Kremlin and St. Basil's

(Interfax – MOSCOW, July 29, 2013) One in two Russians gives three (out of five) to the existing economic situation in the city, town or village where the respondent lives, the majority do not feel confidence in tomorrow and their social activity is decreasing, Levada Center sociologists told Interfax.

According to the results of the poll held on July 18-22 among 1,600 Russians, 50% respondents assessed the current economic state in the country as average, 34% as bad and only 11% as good.

Over a half of Russians (58%) say they are not certain of tomorrow and 37% say they believe in better tomorrow, Levada Center said.

When asked by sociologists to evaluate the financial state of their families, almost two thirds (61%) of respondents said it was average, 25% said it was bad and 14% said it was good.

At the same time, the number of Russians happy with their lives decreased from 45% in 2012 to 32% in July 2013. The share of those not happy with their lives grew from 19% to 23%, while the number of Russians who “are partially happy and partially not” increased from 36% to 45%.

Forty nine per cent respondents said the current live was difficult but bearable, while 31% said “everything is not that bad and one can live.” Sixteen percent said it was impossible to live the life they had. According to sociologists, the figures deteriorated with 51%, 31% and 14% in 2012, respectively.

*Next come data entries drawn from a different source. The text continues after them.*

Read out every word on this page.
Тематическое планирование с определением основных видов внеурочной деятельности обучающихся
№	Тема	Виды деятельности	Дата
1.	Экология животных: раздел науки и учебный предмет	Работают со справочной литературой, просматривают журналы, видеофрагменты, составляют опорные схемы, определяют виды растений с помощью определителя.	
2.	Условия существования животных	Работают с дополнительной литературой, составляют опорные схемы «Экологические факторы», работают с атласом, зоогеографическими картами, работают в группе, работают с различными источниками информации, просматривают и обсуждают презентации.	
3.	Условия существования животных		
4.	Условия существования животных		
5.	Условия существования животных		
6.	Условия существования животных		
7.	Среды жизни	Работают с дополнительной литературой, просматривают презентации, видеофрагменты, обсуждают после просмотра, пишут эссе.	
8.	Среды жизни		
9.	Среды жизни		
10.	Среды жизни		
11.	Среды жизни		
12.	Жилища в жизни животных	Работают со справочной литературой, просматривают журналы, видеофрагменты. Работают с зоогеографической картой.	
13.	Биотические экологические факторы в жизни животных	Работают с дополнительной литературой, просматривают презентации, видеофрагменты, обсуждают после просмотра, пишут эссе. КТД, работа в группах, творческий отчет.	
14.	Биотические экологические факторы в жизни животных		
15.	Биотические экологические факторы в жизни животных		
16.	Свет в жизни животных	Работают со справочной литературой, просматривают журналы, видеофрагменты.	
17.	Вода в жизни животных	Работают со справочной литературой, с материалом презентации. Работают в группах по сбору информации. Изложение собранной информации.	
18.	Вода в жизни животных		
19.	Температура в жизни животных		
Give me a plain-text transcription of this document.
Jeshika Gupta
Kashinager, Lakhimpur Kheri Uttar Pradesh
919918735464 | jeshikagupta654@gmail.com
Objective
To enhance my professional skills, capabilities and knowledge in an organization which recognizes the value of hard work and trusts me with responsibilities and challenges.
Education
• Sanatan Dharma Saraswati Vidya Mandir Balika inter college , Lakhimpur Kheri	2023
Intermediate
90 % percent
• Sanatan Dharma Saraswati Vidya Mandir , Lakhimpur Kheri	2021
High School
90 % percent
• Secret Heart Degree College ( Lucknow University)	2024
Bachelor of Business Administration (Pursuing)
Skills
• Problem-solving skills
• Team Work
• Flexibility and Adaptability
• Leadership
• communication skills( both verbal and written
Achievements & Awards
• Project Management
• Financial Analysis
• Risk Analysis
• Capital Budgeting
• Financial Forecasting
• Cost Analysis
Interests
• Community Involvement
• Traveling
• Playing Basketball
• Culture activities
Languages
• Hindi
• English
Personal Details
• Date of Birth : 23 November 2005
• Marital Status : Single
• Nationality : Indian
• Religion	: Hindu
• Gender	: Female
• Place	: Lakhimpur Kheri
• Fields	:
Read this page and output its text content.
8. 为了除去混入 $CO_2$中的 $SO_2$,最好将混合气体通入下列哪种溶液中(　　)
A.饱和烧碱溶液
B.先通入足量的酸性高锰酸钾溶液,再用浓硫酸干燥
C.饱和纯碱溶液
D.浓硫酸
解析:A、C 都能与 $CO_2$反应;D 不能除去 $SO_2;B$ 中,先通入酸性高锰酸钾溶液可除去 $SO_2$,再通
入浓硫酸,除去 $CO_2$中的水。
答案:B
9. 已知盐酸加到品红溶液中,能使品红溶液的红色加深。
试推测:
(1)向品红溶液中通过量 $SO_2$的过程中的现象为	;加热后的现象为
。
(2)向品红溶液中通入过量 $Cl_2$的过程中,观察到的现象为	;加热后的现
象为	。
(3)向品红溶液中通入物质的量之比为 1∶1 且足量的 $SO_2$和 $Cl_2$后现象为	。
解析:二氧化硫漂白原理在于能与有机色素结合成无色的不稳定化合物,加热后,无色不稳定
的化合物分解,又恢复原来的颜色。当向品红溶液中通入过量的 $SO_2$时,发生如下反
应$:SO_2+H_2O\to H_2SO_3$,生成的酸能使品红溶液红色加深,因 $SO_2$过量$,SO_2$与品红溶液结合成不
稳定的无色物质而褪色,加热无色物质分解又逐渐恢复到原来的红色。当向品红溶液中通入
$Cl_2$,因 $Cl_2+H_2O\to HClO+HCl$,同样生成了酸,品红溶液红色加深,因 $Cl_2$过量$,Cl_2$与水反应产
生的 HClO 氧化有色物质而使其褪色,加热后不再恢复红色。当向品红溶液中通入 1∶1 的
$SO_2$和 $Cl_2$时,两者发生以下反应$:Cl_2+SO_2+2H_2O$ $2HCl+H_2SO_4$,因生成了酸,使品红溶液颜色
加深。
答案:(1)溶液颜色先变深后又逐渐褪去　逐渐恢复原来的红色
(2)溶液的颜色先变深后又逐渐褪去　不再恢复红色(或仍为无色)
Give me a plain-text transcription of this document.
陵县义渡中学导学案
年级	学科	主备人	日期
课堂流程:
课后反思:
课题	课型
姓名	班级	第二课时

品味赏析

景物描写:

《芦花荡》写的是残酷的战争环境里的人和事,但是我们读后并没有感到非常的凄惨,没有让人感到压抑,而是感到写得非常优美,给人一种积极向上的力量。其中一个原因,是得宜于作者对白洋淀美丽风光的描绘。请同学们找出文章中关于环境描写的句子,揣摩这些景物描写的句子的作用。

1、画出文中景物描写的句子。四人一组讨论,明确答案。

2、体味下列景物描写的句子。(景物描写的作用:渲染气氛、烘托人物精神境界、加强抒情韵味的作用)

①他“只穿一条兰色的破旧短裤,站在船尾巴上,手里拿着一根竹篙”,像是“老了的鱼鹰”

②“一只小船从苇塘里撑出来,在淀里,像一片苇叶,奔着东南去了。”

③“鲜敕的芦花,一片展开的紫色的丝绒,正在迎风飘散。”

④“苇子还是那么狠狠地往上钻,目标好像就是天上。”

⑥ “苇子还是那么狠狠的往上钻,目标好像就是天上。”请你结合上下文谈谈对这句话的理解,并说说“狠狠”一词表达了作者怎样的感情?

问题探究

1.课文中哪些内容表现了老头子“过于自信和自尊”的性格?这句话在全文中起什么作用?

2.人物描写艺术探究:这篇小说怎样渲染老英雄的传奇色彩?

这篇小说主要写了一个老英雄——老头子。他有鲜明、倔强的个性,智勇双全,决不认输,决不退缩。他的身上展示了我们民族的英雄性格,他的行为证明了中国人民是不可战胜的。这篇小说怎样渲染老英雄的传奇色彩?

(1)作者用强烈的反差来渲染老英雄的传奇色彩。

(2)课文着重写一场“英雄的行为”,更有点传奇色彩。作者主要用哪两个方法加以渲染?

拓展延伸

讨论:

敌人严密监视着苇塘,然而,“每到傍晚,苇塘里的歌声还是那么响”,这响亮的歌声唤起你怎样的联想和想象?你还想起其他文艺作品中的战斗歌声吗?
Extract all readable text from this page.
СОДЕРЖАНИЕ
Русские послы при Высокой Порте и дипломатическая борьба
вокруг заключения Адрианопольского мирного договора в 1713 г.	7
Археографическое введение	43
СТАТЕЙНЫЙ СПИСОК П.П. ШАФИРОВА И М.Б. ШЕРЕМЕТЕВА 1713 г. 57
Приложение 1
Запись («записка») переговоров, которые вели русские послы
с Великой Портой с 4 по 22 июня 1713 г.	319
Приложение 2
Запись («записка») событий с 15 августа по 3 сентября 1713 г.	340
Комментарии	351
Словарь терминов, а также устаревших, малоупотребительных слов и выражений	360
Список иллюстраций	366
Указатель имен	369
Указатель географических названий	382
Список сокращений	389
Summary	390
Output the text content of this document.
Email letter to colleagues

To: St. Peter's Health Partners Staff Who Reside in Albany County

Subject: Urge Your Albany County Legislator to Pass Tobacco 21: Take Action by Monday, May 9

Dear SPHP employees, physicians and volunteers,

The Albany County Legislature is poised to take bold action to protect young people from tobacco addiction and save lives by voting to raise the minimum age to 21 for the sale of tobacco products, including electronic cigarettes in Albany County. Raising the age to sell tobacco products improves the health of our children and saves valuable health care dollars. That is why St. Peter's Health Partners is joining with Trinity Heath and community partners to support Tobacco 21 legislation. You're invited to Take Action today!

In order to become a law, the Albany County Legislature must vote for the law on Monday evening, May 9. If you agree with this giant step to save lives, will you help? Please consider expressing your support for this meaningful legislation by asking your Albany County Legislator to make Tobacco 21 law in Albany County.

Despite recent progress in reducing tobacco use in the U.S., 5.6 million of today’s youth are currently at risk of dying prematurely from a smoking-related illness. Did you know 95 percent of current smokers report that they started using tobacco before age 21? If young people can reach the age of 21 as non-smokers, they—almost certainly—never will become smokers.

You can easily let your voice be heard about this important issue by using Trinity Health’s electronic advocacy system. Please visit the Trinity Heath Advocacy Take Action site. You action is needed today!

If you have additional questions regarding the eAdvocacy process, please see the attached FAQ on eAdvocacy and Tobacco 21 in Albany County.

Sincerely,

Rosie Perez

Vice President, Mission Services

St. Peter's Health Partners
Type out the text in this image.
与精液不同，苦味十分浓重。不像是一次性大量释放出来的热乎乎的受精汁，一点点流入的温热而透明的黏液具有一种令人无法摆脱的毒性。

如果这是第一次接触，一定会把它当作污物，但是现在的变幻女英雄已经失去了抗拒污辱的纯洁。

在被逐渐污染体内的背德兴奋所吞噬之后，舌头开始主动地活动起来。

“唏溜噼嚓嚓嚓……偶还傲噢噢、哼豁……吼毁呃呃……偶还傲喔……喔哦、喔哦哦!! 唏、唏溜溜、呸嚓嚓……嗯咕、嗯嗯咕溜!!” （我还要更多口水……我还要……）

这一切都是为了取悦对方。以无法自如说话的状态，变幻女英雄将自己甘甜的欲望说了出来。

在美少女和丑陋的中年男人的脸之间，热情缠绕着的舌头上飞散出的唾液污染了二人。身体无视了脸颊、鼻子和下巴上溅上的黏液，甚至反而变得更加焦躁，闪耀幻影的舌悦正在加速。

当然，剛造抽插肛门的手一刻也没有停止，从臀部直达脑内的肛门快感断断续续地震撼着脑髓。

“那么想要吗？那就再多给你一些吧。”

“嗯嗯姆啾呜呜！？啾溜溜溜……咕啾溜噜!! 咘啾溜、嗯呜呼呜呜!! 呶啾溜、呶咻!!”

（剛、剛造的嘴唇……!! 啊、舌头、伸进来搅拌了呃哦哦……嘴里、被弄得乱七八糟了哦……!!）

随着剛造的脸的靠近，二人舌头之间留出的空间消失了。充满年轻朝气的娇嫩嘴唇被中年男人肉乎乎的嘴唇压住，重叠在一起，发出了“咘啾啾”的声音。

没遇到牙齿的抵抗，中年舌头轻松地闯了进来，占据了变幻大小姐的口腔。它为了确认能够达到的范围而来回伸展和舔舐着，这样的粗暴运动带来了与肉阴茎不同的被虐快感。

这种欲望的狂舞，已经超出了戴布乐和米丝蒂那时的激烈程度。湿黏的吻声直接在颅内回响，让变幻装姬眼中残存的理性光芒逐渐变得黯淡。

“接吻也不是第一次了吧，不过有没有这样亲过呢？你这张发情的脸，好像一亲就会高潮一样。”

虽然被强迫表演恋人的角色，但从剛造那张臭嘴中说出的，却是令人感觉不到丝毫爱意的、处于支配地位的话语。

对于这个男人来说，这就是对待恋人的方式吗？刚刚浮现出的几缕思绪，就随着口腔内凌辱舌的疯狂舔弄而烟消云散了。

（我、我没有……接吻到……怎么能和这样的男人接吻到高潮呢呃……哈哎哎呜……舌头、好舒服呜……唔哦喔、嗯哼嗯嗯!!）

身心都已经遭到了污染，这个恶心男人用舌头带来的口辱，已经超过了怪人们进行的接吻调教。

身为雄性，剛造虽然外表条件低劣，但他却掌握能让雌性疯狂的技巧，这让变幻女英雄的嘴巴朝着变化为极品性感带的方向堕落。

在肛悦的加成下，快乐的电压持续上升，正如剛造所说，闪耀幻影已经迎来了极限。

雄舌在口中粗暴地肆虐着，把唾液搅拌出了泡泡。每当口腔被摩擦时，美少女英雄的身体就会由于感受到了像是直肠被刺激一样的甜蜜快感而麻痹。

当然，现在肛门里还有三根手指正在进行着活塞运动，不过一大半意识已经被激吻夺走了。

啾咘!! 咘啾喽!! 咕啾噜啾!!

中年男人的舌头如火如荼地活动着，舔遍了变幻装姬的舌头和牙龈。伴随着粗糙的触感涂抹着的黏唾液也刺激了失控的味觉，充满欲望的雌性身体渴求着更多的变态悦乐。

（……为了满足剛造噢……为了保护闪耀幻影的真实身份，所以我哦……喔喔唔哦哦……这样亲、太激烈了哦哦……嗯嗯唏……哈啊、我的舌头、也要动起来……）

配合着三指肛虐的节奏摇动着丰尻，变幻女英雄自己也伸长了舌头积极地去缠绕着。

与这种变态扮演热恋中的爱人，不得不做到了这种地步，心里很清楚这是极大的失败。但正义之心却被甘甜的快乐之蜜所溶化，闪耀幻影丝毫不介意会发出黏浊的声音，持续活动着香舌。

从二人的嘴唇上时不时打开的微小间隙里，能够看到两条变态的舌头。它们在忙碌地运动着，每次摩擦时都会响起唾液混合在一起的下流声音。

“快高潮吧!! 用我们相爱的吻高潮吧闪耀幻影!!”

The attitude of Russians to difficulties in life changed in the past year, the poll showed. The number of respondents who have to take any possibility to make money to provide bearable life to themselves and their families grew from 24% to 31%. The share of those whose life remained the same decreased from 31% to 27% and of those who managed to use new opportunities to achieve more in life from 12% to 10%. More respondents (9%) said they could not adjust to the current life, while only 7% shared this stance in 2012.

At the same time, the share of respondents, who had to give up their usual lifestyle and limit themselves in many things, went down from 22% to 20%, Levada Center told Interfax.